Laut Informationen von FDP-Bundestagsabgeordneten, die anders als Mainstream-Journalisten zumindest intern nachfragten, hätten sich Bund und Länder in der Zeit nach 2013 nicht auf die geforderten Maßnahmen der Risikoanalyse zur Abwehr einer Pandemie verständigen können. Die Kosten waren ihnen einfach zu hoch. „Die daraus folgenden strategischen Überlegungen wurden offenbar nach dem Ausscheiden der Freien Demokraten aus dem Deutschen Bundestag nicht weiter verfolgt. Deshalb fehlen bis heute noch Mundschutz-Masken und andere medizinische Ausrüstungsgegenstände“, kritisierte FDP-Fraktionsvize Michael Theurer Merkels Corona-Management in einem Brief an seine Abgeordneten.

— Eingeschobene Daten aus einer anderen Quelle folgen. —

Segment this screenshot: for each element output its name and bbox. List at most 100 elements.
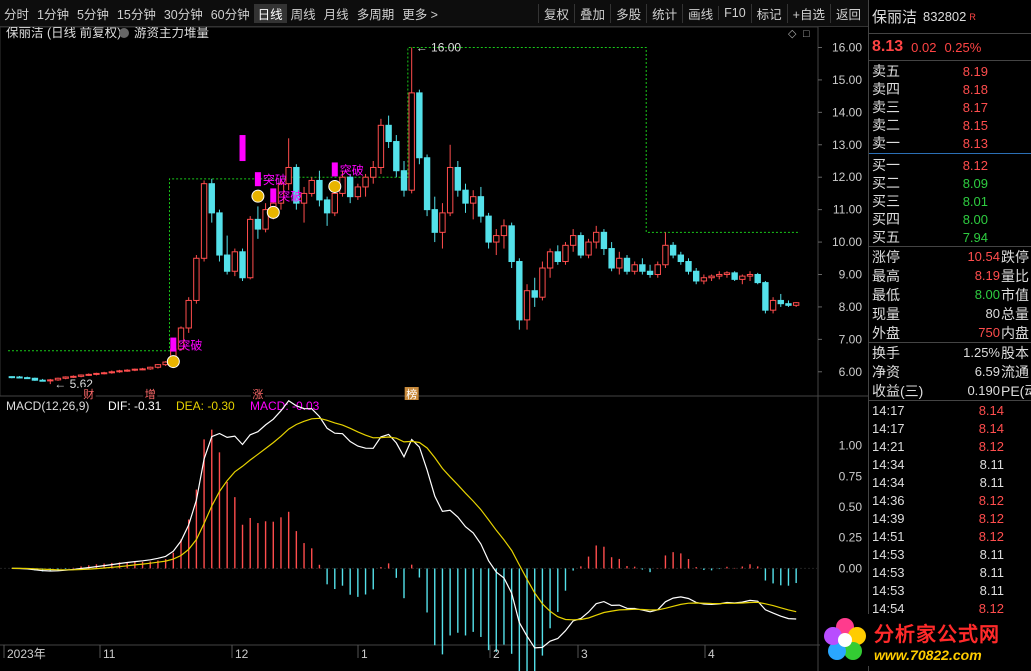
stat-row-4: 现量 80 总量 <box>869 304 1031 323</box>
bid-label: 买三 <box>872 193 900 209</box>
breakout-label: 突破 <box>263 172 287 187</box>
period-tab-8[interactable]: 月线 <box>323 7 349 22</box>
candle-body <box>377 124 385 168</box>
period-tab-5[interactable]: 60分钟 <box>210 7 250 22</box>
candle-body <box>147 366 154 370</box>
candle-body <box>47 379 54 382</box>
signal-bar <box>170 337 177 352</box>
tick-row: 14:34 8.11 <box>869 455 1031 473</box>
period-tab-2[interactable]: 5分钟 <box>76 7 109 22</box>
candle-body <box>423 157 431 211</box>
tool-button-7[interactable]: +自选 <box>786 3 830 23</box>
ask-price: 8.19 <box>962 63 988 79</box>
candle-body <box>431 209 438 233</box>
candle-body <box>208 183 215 214</box>
bid-label: 买五 <box>872 229 900 245</box>
kline-chart[interactable]: 16.0015.0014.0013.0012.0011.0010.009.008… <box>0 27 868 671</box>
tick-time: 14:39 <box>872 510 905 526</box>
tool-button-2[interactable]: 多股 <box>610 3 646 23</box>
ask-row-3[interactable]: 卖三 8.17 <box>869 98 1031 116</box>
ask-price: 8.18 <box>962 81 988 97</box>
bid-list: 买一 8.12 买二 8.09 买三 8.01 买四 8.00 买五 7.94 <box>869 155 1031 246</box>
price-axis-label: 9.00 <box>839 267 863 281</box>
price-axis-label: 13.00 <box>832 138 862 152</box>
ask-row-2[interactable]: 卖四 8.18 <box>869 80 1031 98</box>
tool-button-6[interactable]: 标记 <box>750 3 787 23</box>
period-tab-1[interactable]: 1分钟 <box>37 7 69 22</box>
kline-chart-area[interactable]: 16.00 15.00 14.00 13.00 12.00 11.00 10.00 9.00 8… <box>0 27 868 671</box>
bid-row-2[interactable]: 买二 8.09 <box>869 174 1031 192</box>
candle-body <box>239 251 246 279</box>
candle-body <box>231 251 239 272</box>
period-tab-7[interactable]: 周线 <box>290 7 316 22</box>
candle-body <box>646 270 654 275</box>
macd-dif-line <box>11 399 797 649</box>
money-bag-icon <box>266 205 280 219</box>
stat-row-3: 最低 8.00 市值 <box>869 285 1031 304</box>
tool-button-8[interactable]: 返回 <box>829 3 866 23</box>
money-bag-icon <box>166 355 180 369</box>
event-marker: 财 <box>83 387 94 401</box>
price-axis-label: 8.00 <box>839 300 863 314</box>
bid-row-4[interactable]: 买四 8.00 <box>869 210 1031 228</box>
tick-price: 8.11 <box>979 564 1004 580</box>
candle-body <box>54 377 62 381</box>
tool-button-0[interactable]: 复权 <box>538 3 574 23</box>
candle-body <box>131 368 139 371</box>
period-tab-10[interactable]: 更多 > <box>402 7 438 22</box>
candle-body <box>746 273 754 277</box>
tool-button-5[interactable]: F10 <box>718 6 751 20</box>
stat2-label: 收益(三) <box>872 382 924 399</box>
candle-body <box>531 290 538 298</box>
tool-buttons: 复权 叠加 多股 统计 画线 F10 标记 +自选 返回 <box>538 0 866 26</box>
period-tab-3[interactable]: 15分钟 <box>116 7 156 22</box>
candle-body <box>85 373 92 376</box>
candle-body <box>769 299 777 311</box>
candle-body <box>485 215 492 243</box>
candle-body <box>24 377 31 380</box>
bid-row-1[interactable]: 买一 8.12 <box>869 156 1031 174</box>
tick-time: 14:34 <box>872 474 905 490</box>
bid-label: 买四 <box>872 211 900 227</box>
divider <box>869 246 1031 247</box>
ask-row-1[interactable]: 卖五 8.19 <box>869 62 1031 80</box>
macd-axis-label: 1.00 <box>839 439 863 453</box>
tool-button-3[interactable]: 统计 <box>646 3 682 23</box>
tick-time: 14:34 <box>872 456 905 472</box>
candle-body <box>593 231 600 243</box>
ask-row-5[interactable]: 卖一 8.13 <box>869 134 1031 152</box>
stat-label: 最高 <box>872 267 900 284</box>
tool-button-1[interactable]: 叠加 <box>574 3 610 23</box>
candle-body <box>739 275 746 280</box>
resistance-line <box>8 46 800 352</box>
ask-list: 卖五 8.19 卖四 8.18 卖三 8.17 卖二 8.15 卖一 8.13 <box>869 61 1031 152</box>
tick-price: 8.12 <box>978 528 1004 544</box>
stat-label: 最低 <box>872 286 900 303</box>
candle-body <box>200 183 208 259</box>
tick-list[interactable]: 14:17 8.14 14:17 8.14 14:21 8.12 14:34 8.11 14:3… <box>869 401 1031 617</box>
tick-price: 8.11 <box>979 474 1004 490</box>
tick-time: 14:17 <box>872 402 905 418</box>
candle-body <box>623 257 631 272</box>
ask-price: 8.15 <box>962 117 988 133</box>
candle-body <box>546 251 554 269</box>
period-tab-0[interactable]: 分时 <box>4 7 30 22</box>
stat2-label2: PE(动 <box>1001 382 1031 399</box>
bid-row-5[interactable]: 买五 7.94 <box>869 228 1031 246</box>
stock-name: 保丽洁 <box>872 9 918 26</box>
price-axis-label: 15.00 <box>832 73 862 87</box>
candle-body <box>439 212 446 233</box>
diamond-icon: ◇ <box>788 28 797 40</box>
period-tab-9[interactable]: 多周期 <box>356 7 395 22</box>
ask-label: 卖三 <box>872 99 900 115</box>
ask-row-4[interactable]: 卖二 8.15 <box>869 116 1031 134</box>
period-tab-4[interactable]: 30分钟 <box>163 7 203 22</box>
tick-price: 8.12 <box>978 492 1004 508</box>
stat-value: 10.54 <box>967 249 1000 264</box>
bid-row-3[interactable]: 买三 8.01 <box>869 192 1031 210</box>
ask-price: 8.17 <box>962 99 988 115</box>
period-tab-6[interactable]: 日线 <box>253 3 287 23</box>
tool-button-4[interactable]: 画线 <box>682 3 718 23</box>
tick-time: 14:17 <box>872 420 905 436</box>
flower-logo-icon <box>824 618 866 660</box>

Über die Risikoanalyse von 2012 hat die Presse kaum und die öffentlich-rechtlichen Propagandamedien gar nicht ihre Leser, Zuhörer und Zuseher aufgeklärt. Deswegen gibt es wohl auch keinen Grund, während einer laufenden Corona-Krise den Punkt „Schutz vor Pandemien verbessern“ im aktuellen Koalitionspapier hervorzuheben.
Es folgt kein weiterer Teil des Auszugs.